Automation: An Effective Labor Strategy in Cold Chain Warehousing and Distribution

While many workers fear their jobs will be lost to automation, the reality is that automated solutions enable operations to increase productivity without increasing their headcount.

The Cold Chain Labor Challenge

It’s not news that labor is a top challenge for all warehousing and distribution operations. Indeed, the most recent MHI Annual Industry Report — which surveys 1,000 supply chain leaders every year — has again found that the top challenge among respondents remains hiring and retaining qualified workers.

Add the unique environmental challenges of a temperature-controlled, cold or frozen storage facility, to associates’ general dislike of working in the cold, and it can be even more difficult to find and keep employees in those operations.

Also contributing to the workforce challenge: the unemployment rate has been steadily falling since the end of the last recession. Prior to the emergence of the global COVID-19 pandemic, U.S. unemployment had fallen to 3.6%.

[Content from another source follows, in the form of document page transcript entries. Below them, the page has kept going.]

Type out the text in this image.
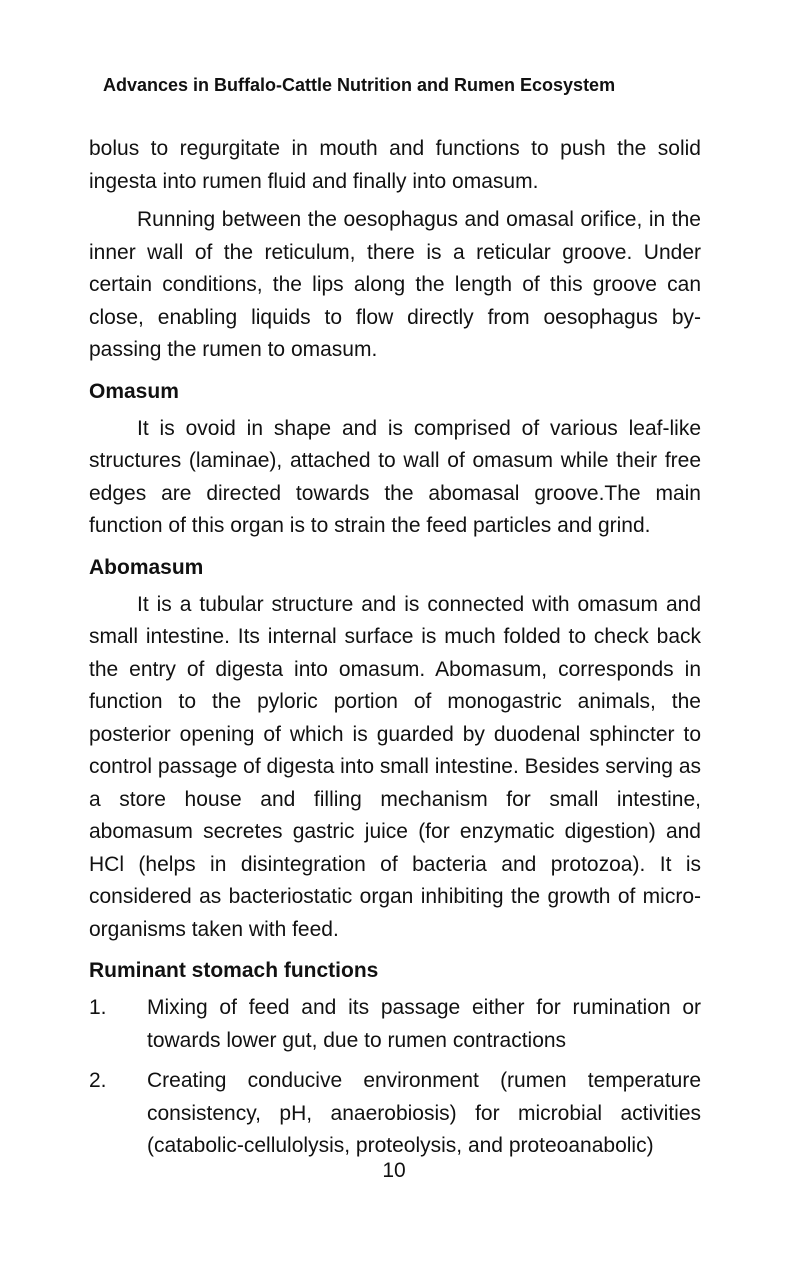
Advances in Buffalo-Cattle Nutrition and Rumen Ecosystem

bolus to regurgitate in mouth and functions to push the solid ingesta into rumen fluid and finally into omasum.

Running between the oesophagus and omasal orifice, in the inner wall of the reticulum, there is a reticular groove. Under certain conditions, the lips along the length of this groove can close, enabling liquids to flow directly from oesophagus by-passing the rumen to omasum.

Omasum

It is ovoid in shape and is comprised of various leaf-like structures (laminae), attached to wall of omasum while their free edges are directed towards the abomasal groove.The main function of this organ is to strain the feed particles and grind.

Abomasum

It is a tubular structure and is connected with omasum and small intestine. Its internal surface is much folded to check back the entry of digesta into omasum. Abomasum, corresponds in function to the pyloric portion of monogastric animals, the posterior opening of which is guarded by duodenal sphincter to control passage of digesta into small intestine. Besides serving as a store house and filling mechanism for small intestine, abomasum secretes gastric juice (for enzymatic digestion) and HCl (helps in disintegration of bacteria and protozoa). It is considered as bacteriostatic organ inhibiting the growth of micro-organisms taken with feed.

Ruminant stomach functions
1.	Mixing of feed and its passage either for rumination or towards lower gut, due to rumen contractions
2.	Creating conducive environment (rumen temperature consistency, pH, anaerobiosis) for microbial activities (catabolic-cellulolysis, proteolysis, and proteoanabolic)
10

Labor was scarce, and the prognosis for finding additional workers was grim due to a variety of reasons, including:

  • Network optimization strategies that positioned warehouses and distribution centers in key geographic regions. While this supported more accessible and affordable transportation and delivery to population centers, it also resulted in multiple facilities located in close proximity to each other. This increased demand for a finite number of available warehouse workers.
  • Baby Boomers continue to retire, with 75 million of them leaving the workplace and taking their skillsets with them. Following behind them are 53 million Generation X workers and 56 million Millennials who lack the skills and interest in working in warehousing and distribution.
  • The image of warehousing and distribution jobs remains unappealing to younger generations considering careers.

Post-pandemic, economists and analysts hold varying opinions about the length of time it will take for both the economy and employment levels to stabilize and return to pre-pandemic levels.

While there was a significant jump in unemployment due to COVID-19, most of those who lost jobs were employed in the travel, hospitality, tourism, and food service industries.

Those persons might take jobs in supply chain as a means to pay their bills short-term, but many of them are likely to return to their (preferred) previous fields as the post-COVID world adjusts to the “new normal.”

Likewise, more organizations have sought to safeguard against future supply chain disruptions like those experienced in 2020 due to global shutdowns and overtaxed shipping lanes. Their new approach is to re-shore some (or all) of their manufacturing and supply sources.

Bolstering this trend are ongoing trade and tariff disagreements between the U.S. and countries seeking to stabilize their own economies, which further makes re-shoring that much more appealing. However, this too will increase demand for labor in the U.S. over the next 24-36 months.